Tramson aperçut, parmi les visages qui se pressaient sous le podium improvisé, le profil bien dessiné de Farida. La bouche légèrement entrouverte, la jeune fille souriait béatement. Elle détourna la tête du combo et se trouva nez à nez avec Tramson. La gamine maussade des derniers jours paraissait transfigurée. Elle sauta au cou de l’éducateur. Il se dégagea en souriant et remarqua pour la première fois ces évidences : les lèvres pleines et ourlées, la poitrine ferme et les jambes fuselées de la néofigurante.
— Alors, ça te plaît La ballade perdue ?
— C’est vraiment bien. J’ai discuté avec Philippe Noiret et Anconina. Dans la scène que l’on tourne demain, j’ai deux phrases à dire.
— Dis donc, c’est la gloire.
— Arrête tes conneries ! En tout cas, c’est grâce à toi.
Elle levait les yeux vers Tram qui les remarqua, eux aussi, à retardement.
Ils étaient parvenus à deux pâtés de maisons du logement de l’éducateur. Celui-ci proposa un Monopoly à Farida : la force de l’habitude. Elle se mordit la lèvre pour ne pas rire tout en hochant vigoureusement la tête.
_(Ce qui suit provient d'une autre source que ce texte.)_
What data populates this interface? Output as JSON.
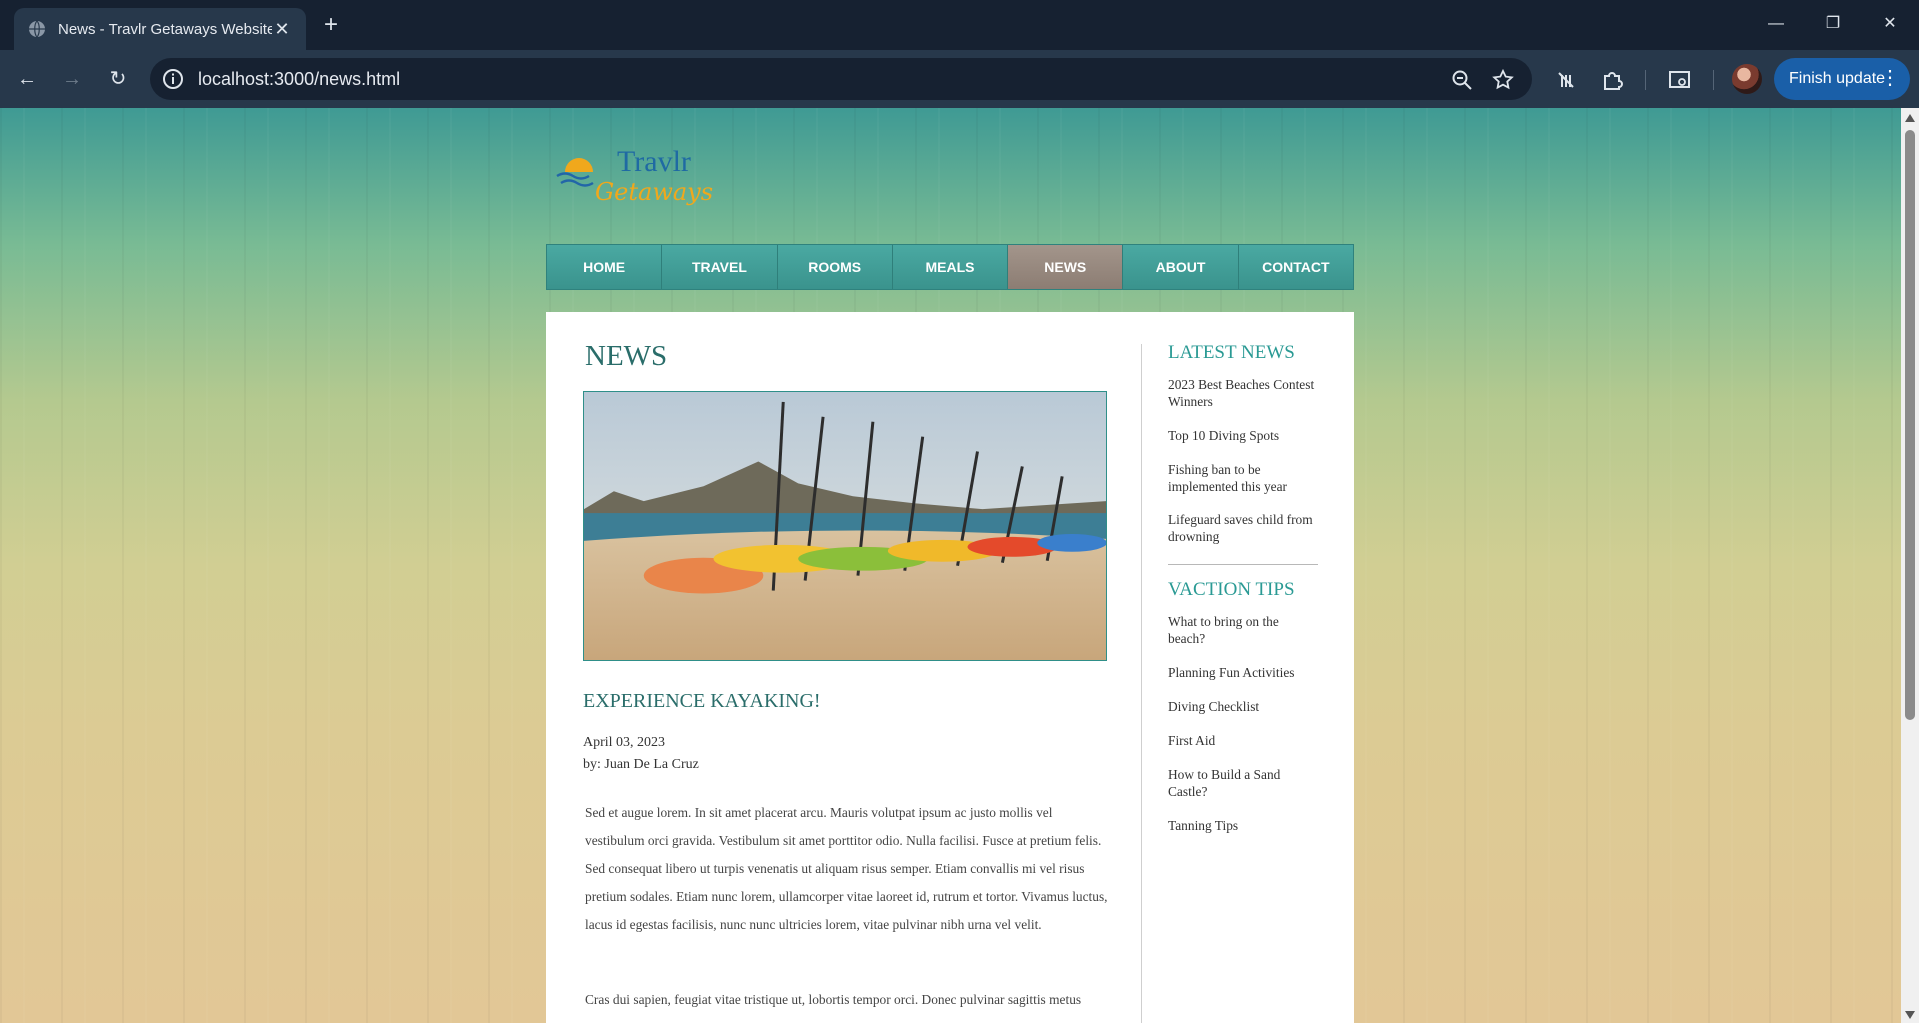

Ils grimpèrent jusqu’à la tanière de Tram, en pouffant comme des cons pour masquer leur gêne. Il oublia le Monopoly et proposa un jus de fruit. Elle dit oui et s’éclipsa dans la salle de bains.
L’éducateur laissa tomber sa veste et posa sur la platine Solo Dancer de Charlie Mingus. Farida revint dans la pièce, intégralement nue. Ses joues rosirent légèrement sous le regard admiratif de l’homme. Puis ils renversèrent les jus de fruit, firent un sort au Mingus et roulèrent sur le matelas, les yeux dans les yeux.
Un peu plus tard, Tramson se pencha sur la jeune Arabe qui ronronnait sur sa poitrine.
— C’était la première fois ?
— Non, la deuxième. Ça se voit tant que ça ?
— À l’âge que tu as, ça me paraît normal. Tu as été recontactée par les Grands du tapin ?
— Oui, j’ai dit que je travaillais. Ils savent que c’est toi qui m’as trouvé la place, il faudra faire attention…
— Te bile pas, j’ai la peau dure.
Tramson glissait dans l’inconscience. Il avait réussi à retenir la jeune fille jusqu’à vingt heures. Maintenant, il regrettait de devoir descendre sur la Côte d’Azur, ne pouvant envisager d’intégrer Farida à un groupe de sept mâles. Puis les masques grimaçants de Fred et Bako se substituèrent, dans sa vidéo mentale, au sourire brûlant de la jeune beur.
Il se réveilla, assis bien droit dans son lit, et comprit qu’il avait cauchemardé. Lesté de deux Imovane il parvint enfin à trouver le sommeil.